Published figures from independent industry sources. Click through to the original.

  1. $101.7B US golf direct economic impact (2022), +20% vs 2016; ~$226.5B total impact supporting ~1.65M jobs. National Golf Foundation & American Golf Industry Coalition — “Contextualizing the U.S. Golf Economy.” ngf.org/short-game/contextualizing-the-u-s-golf-economy
  2. 48.1M Americans played golf in 2025 — an all-time high; on-course participation topped 29M for an 8th straight year of growth. NGF — 2026 Graffis Report (full-year 2025). ngf.org/member-publication/2026-graffis-report
  3. Record 545M rounds played in 2024, with another record in 2025 — more than 500M rounds for six consecutive years.

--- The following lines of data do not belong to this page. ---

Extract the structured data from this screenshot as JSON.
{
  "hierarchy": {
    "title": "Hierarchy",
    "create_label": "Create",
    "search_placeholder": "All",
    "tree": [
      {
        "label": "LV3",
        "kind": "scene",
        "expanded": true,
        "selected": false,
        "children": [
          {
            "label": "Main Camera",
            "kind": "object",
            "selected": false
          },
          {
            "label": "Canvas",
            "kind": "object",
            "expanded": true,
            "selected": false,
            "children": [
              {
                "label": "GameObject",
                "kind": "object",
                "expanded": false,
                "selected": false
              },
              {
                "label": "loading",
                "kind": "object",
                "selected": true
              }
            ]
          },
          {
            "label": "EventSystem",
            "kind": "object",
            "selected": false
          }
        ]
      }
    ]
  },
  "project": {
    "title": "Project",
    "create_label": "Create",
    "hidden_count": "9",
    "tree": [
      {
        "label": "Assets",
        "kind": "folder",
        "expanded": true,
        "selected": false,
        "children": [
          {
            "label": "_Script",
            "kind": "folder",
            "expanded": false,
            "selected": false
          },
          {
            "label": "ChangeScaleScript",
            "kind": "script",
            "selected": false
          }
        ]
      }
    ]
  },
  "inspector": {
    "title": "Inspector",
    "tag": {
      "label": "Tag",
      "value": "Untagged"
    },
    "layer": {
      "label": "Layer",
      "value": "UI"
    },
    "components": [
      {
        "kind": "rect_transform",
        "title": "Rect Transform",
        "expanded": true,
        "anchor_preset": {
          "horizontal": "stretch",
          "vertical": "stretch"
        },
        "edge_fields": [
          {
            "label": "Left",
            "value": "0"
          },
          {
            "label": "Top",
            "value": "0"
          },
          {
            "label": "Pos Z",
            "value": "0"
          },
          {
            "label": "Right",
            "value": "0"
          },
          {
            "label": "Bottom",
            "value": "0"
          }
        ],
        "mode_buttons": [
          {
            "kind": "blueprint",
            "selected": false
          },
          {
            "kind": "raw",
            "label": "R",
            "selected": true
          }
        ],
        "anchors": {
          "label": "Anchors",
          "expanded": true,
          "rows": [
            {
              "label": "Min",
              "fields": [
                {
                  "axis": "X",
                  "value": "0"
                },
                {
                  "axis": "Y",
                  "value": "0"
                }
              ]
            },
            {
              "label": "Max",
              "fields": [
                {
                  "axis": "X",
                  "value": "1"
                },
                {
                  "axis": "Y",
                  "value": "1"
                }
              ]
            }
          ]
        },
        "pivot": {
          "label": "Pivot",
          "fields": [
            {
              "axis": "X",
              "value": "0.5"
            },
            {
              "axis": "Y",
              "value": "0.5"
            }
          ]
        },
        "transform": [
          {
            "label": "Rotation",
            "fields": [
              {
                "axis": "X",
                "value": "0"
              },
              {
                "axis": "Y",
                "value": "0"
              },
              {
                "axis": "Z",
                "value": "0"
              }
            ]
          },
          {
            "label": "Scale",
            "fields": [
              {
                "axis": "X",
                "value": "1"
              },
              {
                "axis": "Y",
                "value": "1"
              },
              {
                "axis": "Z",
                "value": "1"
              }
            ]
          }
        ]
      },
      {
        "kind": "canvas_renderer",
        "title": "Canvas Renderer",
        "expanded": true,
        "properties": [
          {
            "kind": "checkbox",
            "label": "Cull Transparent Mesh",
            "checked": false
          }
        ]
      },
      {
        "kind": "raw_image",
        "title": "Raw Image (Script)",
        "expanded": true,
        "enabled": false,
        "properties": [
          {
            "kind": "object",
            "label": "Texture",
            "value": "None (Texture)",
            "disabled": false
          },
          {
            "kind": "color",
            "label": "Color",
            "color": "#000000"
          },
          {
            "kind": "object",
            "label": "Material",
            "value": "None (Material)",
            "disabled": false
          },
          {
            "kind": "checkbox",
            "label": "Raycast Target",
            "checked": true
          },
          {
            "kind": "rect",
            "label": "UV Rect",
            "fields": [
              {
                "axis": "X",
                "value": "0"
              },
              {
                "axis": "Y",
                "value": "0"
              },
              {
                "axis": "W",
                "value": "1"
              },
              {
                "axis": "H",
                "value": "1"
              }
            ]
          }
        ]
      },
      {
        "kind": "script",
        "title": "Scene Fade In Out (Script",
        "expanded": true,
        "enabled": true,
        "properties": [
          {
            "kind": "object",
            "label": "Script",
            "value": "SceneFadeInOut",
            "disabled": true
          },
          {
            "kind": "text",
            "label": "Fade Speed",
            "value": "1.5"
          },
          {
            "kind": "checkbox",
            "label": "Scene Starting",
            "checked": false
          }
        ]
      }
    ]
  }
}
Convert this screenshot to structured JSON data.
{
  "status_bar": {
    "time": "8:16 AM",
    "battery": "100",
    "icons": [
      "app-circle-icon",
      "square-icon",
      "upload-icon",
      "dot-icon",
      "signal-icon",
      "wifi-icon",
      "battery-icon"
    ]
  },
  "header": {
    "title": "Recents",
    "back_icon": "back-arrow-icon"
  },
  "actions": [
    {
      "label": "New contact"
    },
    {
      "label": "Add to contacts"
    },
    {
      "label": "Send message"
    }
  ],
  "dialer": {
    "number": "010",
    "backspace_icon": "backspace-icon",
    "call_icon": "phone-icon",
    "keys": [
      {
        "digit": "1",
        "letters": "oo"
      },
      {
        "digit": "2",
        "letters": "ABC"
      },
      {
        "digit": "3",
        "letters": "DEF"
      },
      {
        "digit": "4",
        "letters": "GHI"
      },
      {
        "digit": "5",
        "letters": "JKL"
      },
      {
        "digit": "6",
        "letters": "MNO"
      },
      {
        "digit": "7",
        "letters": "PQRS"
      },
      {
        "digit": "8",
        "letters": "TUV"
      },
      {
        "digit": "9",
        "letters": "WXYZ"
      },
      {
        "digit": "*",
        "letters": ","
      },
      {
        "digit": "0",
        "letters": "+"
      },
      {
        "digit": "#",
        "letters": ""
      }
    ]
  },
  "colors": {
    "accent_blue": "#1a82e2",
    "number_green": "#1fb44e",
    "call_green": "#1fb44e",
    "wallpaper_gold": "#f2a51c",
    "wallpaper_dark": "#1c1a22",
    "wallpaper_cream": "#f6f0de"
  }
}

NGF — Rounds Played reporting. ngf.org — rounds played summary
  4. ~141,000 charity golf events per year; ~80% of US facilities host at least one; $4.6B raised for charity in 2022 (~90%+ from local community events); ~$29,500 average raised per event. NGF — “Golf’s Unrivaled Charitable Impact” (2023 Golf Economic Impact Report). ngf.org/golfs-unrivaled-charitable-impact
  5. ~16,000 golf courses at ~14,000 US facilities, roughly three-quarters open to the public. NGF — “Golf Facilities in the U.S. – 2025.” ngf.org/member-publication/golf-facilities-in-the-u-s-2025
  6. Registrants cover the payment fee ~90% of the time (so organizers often pay nothing); Stripe is the dominant payment rail. GolfStatus — cost structure (leading charity-golf platform). golfstatus.com/cost-structure

EVNPAR estimates & assumptions Our modeling

Forward-looking figures built on the verified data above. Assumptions are stated so they can be tested — not presented as established facts.

  1. Market sizing — TAM ~$5.6B, SAM ~$3.4B, SOM ~$600M (GMV). EVNPAR estimate. Method: ~700,000 US golf outings per year — charity events (4) plus corporate and casual outings that public data does not count — × ~$8,000 average event value ≈ $5.6B TAM. SAM narrows to public-access courses and event types in our target markets (5); SOM is our projected five-year capture. Casual-outing volume is our assumption, to be refined with primary research.
  2. Revenue model — blended ~10% take of GMV. EVNPAR assumption based on comparable platforms: a payment fee usually passed to registrants (6), a marketplace fee on course bookings, and vendor commissions.
  3. Operator economics — ~45% incremental revenue per occupied tee time from group events; ~$1B annual no-show cost. EVNPAR illustrative estimates, drawn from operator-economics research that group events add F&B and pro-shop spend, and that deposits and locked headcounts reduce no-shows. Directional — to validate with operators.
  4. Illustrative 5-year outlook (partner courses, events, GMV, revenue). A scenario to show the shape of the business — not a forecast or guarantee — to be refined with a lead investor.

Full research — with confidence levels and ~30 primary and secondary sources — is in 01-Research/Golf-Outing-Industry-Research.md. Industry figures reflect NGF reporting as of 2025–2026 and should be re-verified before any binding decision.